Kornbluth me diz que inicialmente teve a ideia de escalar Reich para um longa-metragem de ficção. "Eu o havia visto na TV e pensei que ele daria um grande inspetor tributário nesse filme que eu estava fazendo. Embora, na verdade, ele tenha se revelado um péssimo ator. Mas nós nos demos bem. E eu descobri que ele e eu partilhamos de certo senso de humor. Não sou documentarista. Minha origem é a comédia. No entanto, pensei que esse poderia ser um filme incrivelmente interessante. Para mim, é a história mais importante da nossa época. E ninguém a estava contando. Eu ficava lendo os jornais, vendo o noticiário, e realmente queria uma história. Ansiava por ela. Eu só sabia que, para fazê-la, teríamos de torná-la a mais engraçada e humana possível."

E é isso --o humor sutil que está no coração do filme, a leveza da sua direção-- que são os ingredientes vencedores, disfarçando o que é, na verdade, incrivelmente poderoso. No coração de "Inequality for All" há um filme revolucionário. Ou pelo menos seu encarecido desejo de precipitar uma revolução na forma pela qual pensamos as questões econômicas. Como me diz Reich, "a economia não é como o clima". Não é inevitável. Não é determinada. "Uma economia não existe na natureza. Não precisamos nos contentar." E, o que é mais crucial, ela pode ser alterada.
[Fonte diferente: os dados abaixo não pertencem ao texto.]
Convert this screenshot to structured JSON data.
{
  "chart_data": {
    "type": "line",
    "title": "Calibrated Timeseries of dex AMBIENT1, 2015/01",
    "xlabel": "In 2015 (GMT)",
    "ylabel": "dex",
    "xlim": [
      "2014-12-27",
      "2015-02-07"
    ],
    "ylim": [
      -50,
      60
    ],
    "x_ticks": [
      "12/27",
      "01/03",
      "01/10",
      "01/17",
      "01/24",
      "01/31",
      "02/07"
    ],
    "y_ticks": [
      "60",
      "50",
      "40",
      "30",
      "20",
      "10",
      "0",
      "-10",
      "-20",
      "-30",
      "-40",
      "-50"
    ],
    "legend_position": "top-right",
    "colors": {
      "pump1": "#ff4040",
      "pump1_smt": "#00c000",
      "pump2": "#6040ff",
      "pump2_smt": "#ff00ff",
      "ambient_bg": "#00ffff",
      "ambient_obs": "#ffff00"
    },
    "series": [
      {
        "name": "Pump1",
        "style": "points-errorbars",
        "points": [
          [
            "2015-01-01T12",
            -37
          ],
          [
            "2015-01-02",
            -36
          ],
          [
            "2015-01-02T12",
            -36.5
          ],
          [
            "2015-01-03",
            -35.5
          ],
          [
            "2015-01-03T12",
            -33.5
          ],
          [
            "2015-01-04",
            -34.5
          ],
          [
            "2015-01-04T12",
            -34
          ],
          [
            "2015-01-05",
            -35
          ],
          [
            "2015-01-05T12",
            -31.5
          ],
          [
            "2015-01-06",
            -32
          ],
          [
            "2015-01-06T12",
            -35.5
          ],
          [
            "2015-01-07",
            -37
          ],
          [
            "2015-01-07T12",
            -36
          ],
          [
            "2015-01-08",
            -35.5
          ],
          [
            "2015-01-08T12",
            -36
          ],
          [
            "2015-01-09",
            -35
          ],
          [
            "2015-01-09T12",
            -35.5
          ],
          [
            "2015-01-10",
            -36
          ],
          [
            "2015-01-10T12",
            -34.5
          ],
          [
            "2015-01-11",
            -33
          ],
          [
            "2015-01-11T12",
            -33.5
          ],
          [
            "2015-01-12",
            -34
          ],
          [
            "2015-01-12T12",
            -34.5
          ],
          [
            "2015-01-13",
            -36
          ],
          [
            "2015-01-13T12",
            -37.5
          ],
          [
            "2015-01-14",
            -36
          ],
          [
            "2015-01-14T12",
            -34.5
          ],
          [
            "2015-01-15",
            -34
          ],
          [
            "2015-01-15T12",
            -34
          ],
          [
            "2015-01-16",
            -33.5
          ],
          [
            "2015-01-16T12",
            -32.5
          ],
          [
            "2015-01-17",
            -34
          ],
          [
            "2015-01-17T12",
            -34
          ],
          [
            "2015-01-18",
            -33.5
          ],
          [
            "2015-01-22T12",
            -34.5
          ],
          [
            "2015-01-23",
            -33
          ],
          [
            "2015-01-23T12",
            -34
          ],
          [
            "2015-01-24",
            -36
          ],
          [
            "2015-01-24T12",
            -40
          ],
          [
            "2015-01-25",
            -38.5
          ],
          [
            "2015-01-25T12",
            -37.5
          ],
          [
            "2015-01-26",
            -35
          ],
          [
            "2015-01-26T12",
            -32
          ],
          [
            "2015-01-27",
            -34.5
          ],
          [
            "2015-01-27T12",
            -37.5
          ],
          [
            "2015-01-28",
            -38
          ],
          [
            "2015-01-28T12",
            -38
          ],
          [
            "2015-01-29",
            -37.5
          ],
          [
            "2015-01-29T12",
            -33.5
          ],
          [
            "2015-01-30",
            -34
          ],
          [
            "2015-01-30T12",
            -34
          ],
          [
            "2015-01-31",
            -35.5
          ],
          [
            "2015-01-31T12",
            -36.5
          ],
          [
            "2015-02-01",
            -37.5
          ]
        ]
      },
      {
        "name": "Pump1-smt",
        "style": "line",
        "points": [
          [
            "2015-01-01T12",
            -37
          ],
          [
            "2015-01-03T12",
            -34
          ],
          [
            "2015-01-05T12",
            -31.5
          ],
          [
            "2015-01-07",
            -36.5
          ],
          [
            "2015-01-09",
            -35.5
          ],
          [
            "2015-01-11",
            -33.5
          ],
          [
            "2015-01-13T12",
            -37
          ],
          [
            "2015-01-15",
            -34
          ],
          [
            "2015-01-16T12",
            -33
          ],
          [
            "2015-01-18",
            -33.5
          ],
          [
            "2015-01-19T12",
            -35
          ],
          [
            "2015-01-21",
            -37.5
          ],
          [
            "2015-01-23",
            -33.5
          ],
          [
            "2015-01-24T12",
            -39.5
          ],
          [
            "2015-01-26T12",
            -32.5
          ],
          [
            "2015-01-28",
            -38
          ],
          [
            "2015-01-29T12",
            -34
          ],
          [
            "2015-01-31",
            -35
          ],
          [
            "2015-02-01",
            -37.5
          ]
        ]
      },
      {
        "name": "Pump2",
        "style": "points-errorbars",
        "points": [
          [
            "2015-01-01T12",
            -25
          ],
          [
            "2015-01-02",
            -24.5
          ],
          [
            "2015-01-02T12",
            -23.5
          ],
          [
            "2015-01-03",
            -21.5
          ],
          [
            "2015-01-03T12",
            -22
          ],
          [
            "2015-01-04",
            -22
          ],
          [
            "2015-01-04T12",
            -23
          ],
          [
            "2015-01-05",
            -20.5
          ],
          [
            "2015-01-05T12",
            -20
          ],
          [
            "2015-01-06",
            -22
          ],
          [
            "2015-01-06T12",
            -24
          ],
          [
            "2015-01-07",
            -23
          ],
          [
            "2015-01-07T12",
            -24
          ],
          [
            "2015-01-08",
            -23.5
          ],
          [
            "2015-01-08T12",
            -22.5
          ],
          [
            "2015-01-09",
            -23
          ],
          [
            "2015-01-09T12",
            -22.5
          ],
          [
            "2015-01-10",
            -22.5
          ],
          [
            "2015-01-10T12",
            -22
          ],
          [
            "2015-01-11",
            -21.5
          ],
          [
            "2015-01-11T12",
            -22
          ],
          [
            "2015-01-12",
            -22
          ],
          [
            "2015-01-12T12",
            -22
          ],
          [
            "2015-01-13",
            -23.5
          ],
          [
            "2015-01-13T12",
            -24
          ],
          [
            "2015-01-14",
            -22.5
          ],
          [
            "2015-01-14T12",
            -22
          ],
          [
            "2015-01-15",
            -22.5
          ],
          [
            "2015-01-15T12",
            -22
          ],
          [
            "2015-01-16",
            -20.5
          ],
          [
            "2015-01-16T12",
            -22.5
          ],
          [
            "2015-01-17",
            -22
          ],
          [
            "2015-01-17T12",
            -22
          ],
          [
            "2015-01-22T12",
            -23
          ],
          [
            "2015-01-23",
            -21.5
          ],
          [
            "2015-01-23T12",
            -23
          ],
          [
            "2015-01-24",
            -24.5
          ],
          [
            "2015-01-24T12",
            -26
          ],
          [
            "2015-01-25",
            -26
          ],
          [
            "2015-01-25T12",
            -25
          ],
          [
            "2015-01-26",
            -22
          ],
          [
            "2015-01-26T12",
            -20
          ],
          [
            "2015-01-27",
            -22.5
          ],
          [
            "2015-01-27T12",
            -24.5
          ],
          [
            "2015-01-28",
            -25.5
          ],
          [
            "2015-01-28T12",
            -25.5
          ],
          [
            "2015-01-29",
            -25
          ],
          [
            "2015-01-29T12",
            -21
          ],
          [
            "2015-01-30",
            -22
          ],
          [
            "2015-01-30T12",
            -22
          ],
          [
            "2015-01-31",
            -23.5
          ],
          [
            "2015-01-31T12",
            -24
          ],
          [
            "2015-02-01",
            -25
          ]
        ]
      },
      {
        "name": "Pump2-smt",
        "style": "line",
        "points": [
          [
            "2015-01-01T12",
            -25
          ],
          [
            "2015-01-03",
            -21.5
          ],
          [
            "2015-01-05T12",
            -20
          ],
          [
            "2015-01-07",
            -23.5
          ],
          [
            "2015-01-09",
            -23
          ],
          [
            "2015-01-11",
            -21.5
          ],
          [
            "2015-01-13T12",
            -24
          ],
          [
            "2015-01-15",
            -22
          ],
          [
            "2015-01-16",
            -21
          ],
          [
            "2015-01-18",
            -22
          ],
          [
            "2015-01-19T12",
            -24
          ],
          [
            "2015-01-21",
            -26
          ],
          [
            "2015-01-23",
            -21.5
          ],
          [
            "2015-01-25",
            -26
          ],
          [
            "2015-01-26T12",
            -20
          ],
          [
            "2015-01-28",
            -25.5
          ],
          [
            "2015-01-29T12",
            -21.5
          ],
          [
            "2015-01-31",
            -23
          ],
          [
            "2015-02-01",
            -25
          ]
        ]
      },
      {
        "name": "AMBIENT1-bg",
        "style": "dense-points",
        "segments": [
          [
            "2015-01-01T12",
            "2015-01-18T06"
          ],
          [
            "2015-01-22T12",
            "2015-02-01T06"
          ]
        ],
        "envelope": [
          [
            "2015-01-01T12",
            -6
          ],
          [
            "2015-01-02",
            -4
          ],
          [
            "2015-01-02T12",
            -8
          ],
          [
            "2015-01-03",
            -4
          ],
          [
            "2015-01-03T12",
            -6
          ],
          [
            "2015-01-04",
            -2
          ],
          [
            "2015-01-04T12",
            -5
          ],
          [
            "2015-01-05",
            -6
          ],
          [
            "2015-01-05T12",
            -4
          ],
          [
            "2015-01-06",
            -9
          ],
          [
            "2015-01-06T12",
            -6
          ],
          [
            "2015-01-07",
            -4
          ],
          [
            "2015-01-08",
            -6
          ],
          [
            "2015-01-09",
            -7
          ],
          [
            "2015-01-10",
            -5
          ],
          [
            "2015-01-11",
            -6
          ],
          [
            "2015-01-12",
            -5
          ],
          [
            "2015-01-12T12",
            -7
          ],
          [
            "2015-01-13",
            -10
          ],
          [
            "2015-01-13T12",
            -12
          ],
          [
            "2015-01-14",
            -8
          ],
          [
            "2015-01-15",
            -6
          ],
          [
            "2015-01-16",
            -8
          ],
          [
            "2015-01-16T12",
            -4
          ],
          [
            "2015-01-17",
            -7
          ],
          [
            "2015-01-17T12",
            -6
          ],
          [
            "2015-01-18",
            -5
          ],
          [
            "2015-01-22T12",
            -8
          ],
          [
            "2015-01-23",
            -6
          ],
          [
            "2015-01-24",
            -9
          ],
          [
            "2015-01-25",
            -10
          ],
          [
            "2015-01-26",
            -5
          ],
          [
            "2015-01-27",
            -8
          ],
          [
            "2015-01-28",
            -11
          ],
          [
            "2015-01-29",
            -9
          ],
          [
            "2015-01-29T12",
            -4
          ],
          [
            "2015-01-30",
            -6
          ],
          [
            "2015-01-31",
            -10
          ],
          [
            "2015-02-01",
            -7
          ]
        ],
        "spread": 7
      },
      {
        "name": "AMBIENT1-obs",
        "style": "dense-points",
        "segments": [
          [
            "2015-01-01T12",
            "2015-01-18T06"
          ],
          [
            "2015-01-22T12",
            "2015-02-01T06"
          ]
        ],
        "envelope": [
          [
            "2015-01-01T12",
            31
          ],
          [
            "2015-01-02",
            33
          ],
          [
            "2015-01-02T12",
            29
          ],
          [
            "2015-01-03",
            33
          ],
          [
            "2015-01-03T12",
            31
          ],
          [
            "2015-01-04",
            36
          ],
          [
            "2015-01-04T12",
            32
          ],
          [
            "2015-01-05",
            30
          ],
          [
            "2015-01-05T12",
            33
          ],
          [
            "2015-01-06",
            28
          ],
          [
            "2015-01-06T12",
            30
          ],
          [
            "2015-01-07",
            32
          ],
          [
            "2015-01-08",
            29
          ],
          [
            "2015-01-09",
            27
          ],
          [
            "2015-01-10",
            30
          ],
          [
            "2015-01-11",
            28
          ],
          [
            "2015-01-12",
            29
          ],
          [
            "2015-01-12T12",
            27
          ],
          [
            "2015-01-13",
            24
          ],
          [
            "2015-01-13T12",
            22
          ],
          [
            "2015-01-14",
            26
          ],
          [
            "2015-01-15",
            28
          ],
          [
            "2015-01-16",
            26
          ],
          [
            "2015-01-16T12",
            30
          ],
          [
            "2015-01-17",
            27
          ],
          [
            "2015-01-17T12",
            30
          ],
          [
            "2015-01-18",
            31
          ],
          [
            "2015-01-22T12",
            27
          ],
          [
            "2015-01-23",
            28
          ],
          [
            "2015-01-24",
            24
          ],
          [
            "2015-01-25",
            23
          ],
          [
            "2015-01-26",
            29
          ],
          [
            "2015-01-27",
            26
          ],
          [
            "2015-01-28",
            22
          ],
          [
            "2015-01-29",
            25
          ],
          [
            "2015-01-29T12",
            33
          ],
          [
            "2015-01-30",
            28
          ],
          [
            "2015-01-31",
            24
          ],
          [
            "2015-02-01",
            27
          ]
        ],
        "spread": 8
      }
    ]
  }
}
Mas o golpe mais brilhante do filme é colocar Reich, o herói improvável, no centro. "Eu nunca havia feito nada político antes", diz Kornbluth. "Não me considero político. Mas ver seu exemplo, a forma como ele tem lutado essa luta há tantos anos, foi uma inspiração absoluta para mim. Vejo isso nos alunos dele, eles realmente saem das palestras dele e querem mudar o mundo."

A GRANDE PROSPERIDADE

Como em "Uma Verdade Inconveniente" --ou "a mais lucrativa apresentação em Power Point na história", como descreveu um crítico--, o filme está estruturado ao redor de uma palestra, ou melhor, de uma série de palestras: a incrivelmente popular aula sobre riqueza e pobreza que Reich dá em Berkeley.

Mas isso é usado apenas vagamente como um veículo. Há também trechos de noticiários, entrevistas, gráficos estilizados e imagens de arquivo.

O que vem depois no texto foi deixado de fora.